En décembre 2015, le gouvernement libéral nouvellement élu a rencontré les chefs de 194 autres pays à Paris et s’est engagé à réduire ses émissions de gaz à effet de serre de 30 pour cent sous le niveau de 2005 avant 2030, un objectif sans ambition.

Le Climate Action Tracker, un site web d’analyse indépendant réalisé par trois organismes de recherche et qui surveille 32 pays responsables de 80 pour cent des émissions internationales, montre qu’en novembre 2018, les mesures adoptées par le Canada pour lutter contre les changements climatiques étaient « hautement insuffisantes ».

L’an dernier, Groupe d'experts intergouvernemental sur l'évolution du climat (GIEC) a prévenu le monde que nous n’avons que 12 ans pour réduire nos émissions de moitié afin de limiter la hausse du réchauffement planétaire à 1,5 °C et éviter de plus catastrophiques vagues de chaleur, feux de forêt, sécheresses et inondations.

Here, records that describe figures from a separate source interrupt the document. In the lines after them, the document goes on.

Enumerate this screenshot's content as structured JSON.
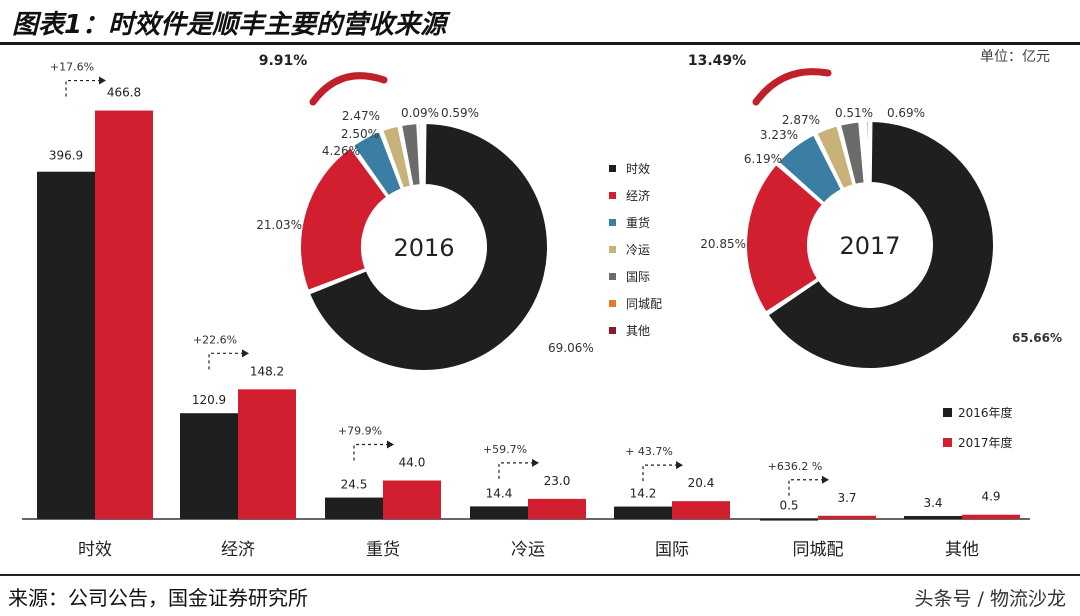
{
  "title": "图表1：时效件是顺丰主要的营收来源",
  "unit": "单位：亿元",
  "source": "来源：公司公告，国金证券研究所",
  "watermark": "头条号 / 物流沙龙",
  "colors": {
    "y2016": "#1f1f1f",
    "y2017": "#d21f2f",
    "growth_arc": "#c0202a"
  },
  "chart_data": [
    {
      "type": "bar",
      "categories": [
        "时效",
        "经济",
        "重货",
        "冷运",
        "国际",
        "同城配",
        "其他"
      ],
      "series": [
        {
          "name": "2016年度",
          "values": [
            396.9,
            120.9,
            24.5,
            14.4,
            14.2,
            0.5,
            3.4
          ]
        },
        {
          "name": "2017年度",
          "values": [
            466.8,
            148.2,
            44.0,
            23.0,
            20.4,
            3.7,
            4.9
          ]
        }
      ],
      "value_labels": {
        "2016": [
          "396.9",
          "120.9",
          "24.5",
          "14.4",
          "14.2",
          "0.5",
          "3.4"
        ],
        "2017": [
          "466.8",
          "148.2",
          "44.0",
          "23.0",
          "20.4",
          "3.7",
          "4.9"
        ]
      },
      "growth_labels": [
        "+17.6%",
        "+22.6%",
        "+79.9%",
        "+59.7%",
        "+ 43.7%",
        "+636.2 %",
        ""
      ],
      "ylim": [
        0,
        480
      ],
      "legend": [
        "2016年度",
        "2017年度"
      ],
      "legend_position": "bottom-right"
    },
    {
      "type": "pie",
      "subtype": "donut",
      "center_label": "2016",
      "legend": [
        "时效",
        "经济",
        "重货",
        "冷运",
        "国际",
        "同城配",
        "其他"
      ],
      "legend_colors": [
        "#1f1f1f",
        "#d21f2f",
        "#3a7fa3",
        "#c8b27a",
        "#6b6b6b",
        "#e8792b",
        "#8a1a2e"
      ],
      "slices": [
        {
          "label": "时效",
          "value": 69.06,
          "text": "69.06%"
        },
        {
          "label": "经济",
          "value": 21.03,
          "text": "21.03%"
        },
        {
          "label": "重货",
          "value": 4.26,
          "text": "4.26%"
        },
        {
          "label": "冷运",
          "value": 2.5,
          "text": "2.50%"
        },
        {
          "label": "国际",
          "value": 2.47,
          "text": "2.47%"
        },
        {
          "label": "同城配",
          "value": 0.09,
          "text": "0.09%"
        },
        {
          "label": "其他",
          "value": 0.59,
          "text": "0.59%"
        }
      ],
      "growth_text": "9.91%"
    },
    {
      "type": "pie",
      "subtype": "donut",
      "center_label": "2017",
      "slices": [
        {
          "label": "时效",
          "value": 65.66,
          "text": "65.66%"
        },
        {
          "label": "经济",
          "value": 20.85,
          "text": "20.85%"
        },
        {
          "label": "重货",
          "value": 6.19,
          "text": "6.19%"
        },
        {
          "label": "冷运",
          "value": 3.23,
          "text": "3.23%"
        },
        {
          "label": "国际",
          "value": 2.87,
          "text": "2.87%"
        },
        {
          "label": "同城配",
          "value": 0.51,
          "text": "0.51%"
        },
        {
          "label": "其他",
          "value": 0.69,
          "text": "0.69%"
        }
      ],
      "growth_text": "13.49%"
    }
  ]
}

En grande partie, les mesures du Canada pour réduire les émissions se résument à une taxe carbone, qui fait payer les ménages et les compagnies pour leurs émissions de dioxyde de carbone. Des économistes disent que le montant de la taxe canadienne, qui passe de 20 $ la tonne en 2019 à 50 $ la tonne en 2022, est insuffisant pour que le pays respecte les engagements de l’Accord de Paris. Il devrait être d’environ 200 $ la tonne.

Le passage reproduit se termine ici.